Confirmed my suspicions. if I zero the upper bits of the register (I
used something akin to "AND RCX, $F"), there is no speed loss.
Therefore, I can make the hypothesis, on my Intel(R) Core(TM) i7-10750H,
that using TEST on a sub-register causes a false dependency if the bits
outside of the subset are not zero, even though the register isn't being
modified.
Gareth aka. Kit
On 02/10/2020 11:57, J. Gareth Moreton via fpc-devel wrote:
So... I've done some tests, replacing TEST RCX, $4 with TEST CL, $4
and the like in a number-crunching function, and it seems to cause a
notable penalty, even though none of the instructions are in my
critical loop. So I think it's something that needs to be avoided in
most cases. I think the reason why it worked in my Int and Frac
functions is because the processor knows the upper 48 bits of the
register are zero.
Long story short... best not to do it unless you have some additional
insight into what the registers contain.
Gareth aka. Kit
On 02/10/2020 08:15, J. Gareth Moreton via fpc-devel wrote:
Ah brilliant, thank you.
I have used Agner Fog's material before for cycle counting. When I
implemented my 3 MOV -> XCHG optimisation
(https://bugs.freepascal.org/view.php?id=36511), I used Agner Fog's
empirical results to determine when it's best to apply this
optimisation where speed is concerned (on a lot of older processors,
it's not worth it because XCHG took 3 cycles and the 3 MOVs generally
took only 2 (due to how the dependency chain is set up). Only when
XCHG's cycle count dropped to 1 or 2, or when optimising for size,
does it pay off.
So it looks like a partial read of the lower bits is absolutely fine,
since you're not changing anything.
Gareth aka. Kit
On 02/10/2020 01:40, Nikolay Nikolov via fpc-devel wrote:
On 10/1/20 11:36 PM, J. Gareth Moreton via fpc-devel wrote:
I thought that might be the case - thanks Nikolay. And I meant to
say lower bits of a REGISTER, not an instruction!

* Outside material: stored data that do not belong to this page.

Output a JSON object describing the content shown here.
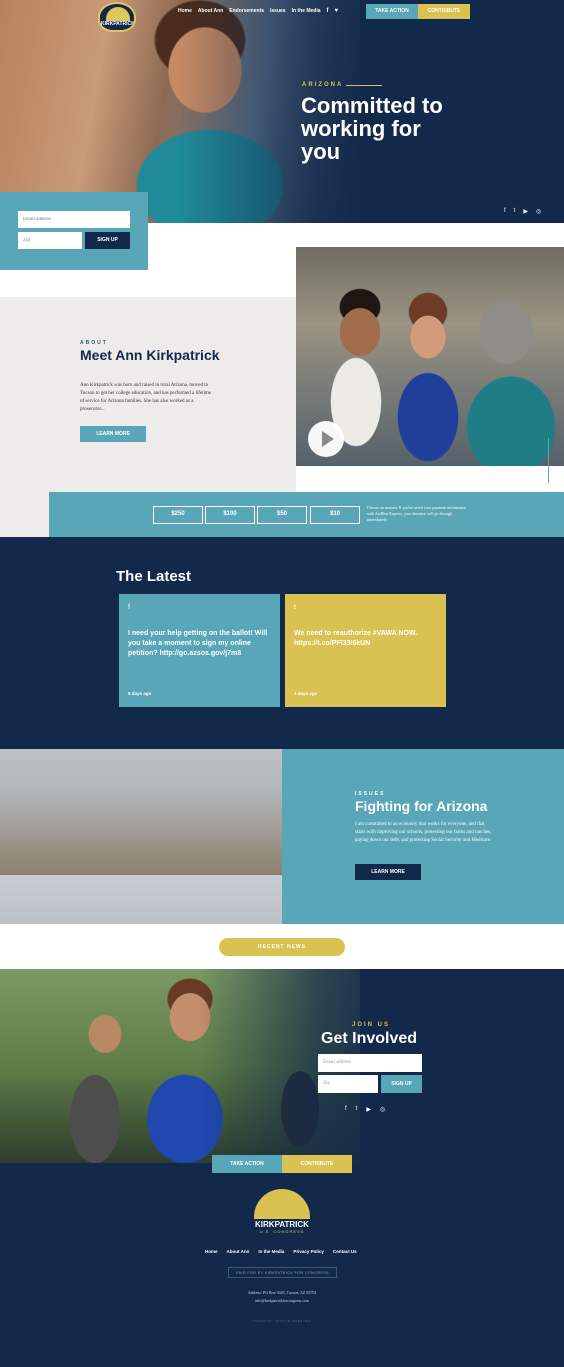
{
  "header": {
    "logo_text": "KIRKPATRICK",
    "nav": [
      "Home",
      "About Ann",
      "Endorsements",
      "Issues",
      "In the Media"
    ],
    "facebook_icon": "f",
    "twitter_icon": "🐦",
    "take_action": "TAKE ACTION",
    "contribute": "CONTRIBUTE"
  },
  "hero": {
    "label": "ARIZONA",
    "heading": "Committed to working for you",
    "social": [
      "f",
      "t",
      "▶",
      "◎"
    ]
  },
  "signup": {
    "email_placeholder": "Email address",
    "zip_placeholder": "Zip",
    "button": "SIGN UP"
  },
  "about": {
    "label": "ABOUT",
    "heading": "Meet Ann Kirkpatrick",
    "body": "Ann Kirkpatrick was born and raised in rural Arizona, moved to Tucson to get her college education, and has performed a lifetime of service for Arizona families. She has also worked as a prosecutor...",
    "button": "LEARN MORE"
  },
  "donate": {
    "amounts": [
      "$250",
      "$100",
      "$50",
      "$10"
    ],
    "note": "Choose an amount. If you've saved your payment information with ActBlue Express, your donation will go through immediately."
  },
  "latest": {
    "heading": "The Latest",
    "cards": [
      {
        "icon": "f",
        "text": "I need your help getting on the ballot! Will you take a moment to sign my online petition? http://go.azsos.gov/j7m8",
        "date": "5 days ago"
      },
      {
        "icon": "t",
        "text": "We need to reauthorize #VAWA NOW. https://t.co/PFI33I6kUN",
        "date": "4 days ago"
      }
    ]
  },
  "issues": {
    "label": "ISSUES",
    "heading": "Fighting for Arizona",
    "body": "I am committed to an economy that works for everyone, and that starts with improving our schools, protecting our farms and ranches, paying down our debt, and protecting Social Security and Medicare.",
    "button": "LEARN MORE"
  },
  "news": {
    "button": "RECENT NEWS"
  },
  "involved": {
    "label": "JOIN US",
    "heading": "Get Involved",
    "email_placeholder": "Email address",
    "zip_placeholder": "Zip",
    "button": "SIGN UP",
    "social": [
      "f",
      "t",
      "▶",
      "◎"
    ]
  },
  "footer": {
    "take_action": "TAKE ACTION",
    "contribute": "CONTRIBUTE",
    "logo_text": "KIRKPATRICK",
    "logo_sub": "U.S. CONGRESS",
    "nav": [
      "Home",
      "About Ann",
      "In the Media",
      "Privacy Policy",
      "Contact Us"
    ],
    "paid_for": "PAID FOR BY KIRKPATRICK FOR CONGRESS",
    "address": "Address: PO Box 3045, Tucson, AZ 85702",
    "email": "info@kirkpatrickforcongress.com",
    "credit": "DESIGN BY ARTICLE WEBSITES"
  },
  "colors": {
    "navy": "#13294b",
    "teal": "#58a6b8",
    "gold": "#d9c251"
  }
}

Admittedly I'm cycle-counting and byte-counting again! I was
looking for ways to reduce 13 bytes of padding in one of my pure
assembly language routines and realised I could make a saving
there. The only thing I can think of that I have to watch out for
logically is if I change, say, TEST EAX, $80 to TEST AL, $80, the
latter will set the sign flag if the most-significant bit is 1
after the 'and' operation) while the former always clears the sign
flag.
I have used such subregisters before in the FPC RTL, in
fpc_int_real and fpc_frac_real in rtl/x86_64/math.inc, where I read
AX instead of the larger RAX, but that's only after a call to "SHR
RAX, 48" that guarantees that everything above the 16th bit is
zero, and after testing other implementation candidates a kind of
informal competition. (Surprisingly, I think "shr $48, %rax; and
$0x7ff0,%ax; cmp $0x4330,%ax" runs faster than moving 64-bit
constants into temporary registers (since 64-bit immediates aren't
supported outside of MOV) and using 'and' and 'cmp' on %rax directly)
I think you always get a read penalty when using the high-byte
registers because the processor has to do an implicit shift operation.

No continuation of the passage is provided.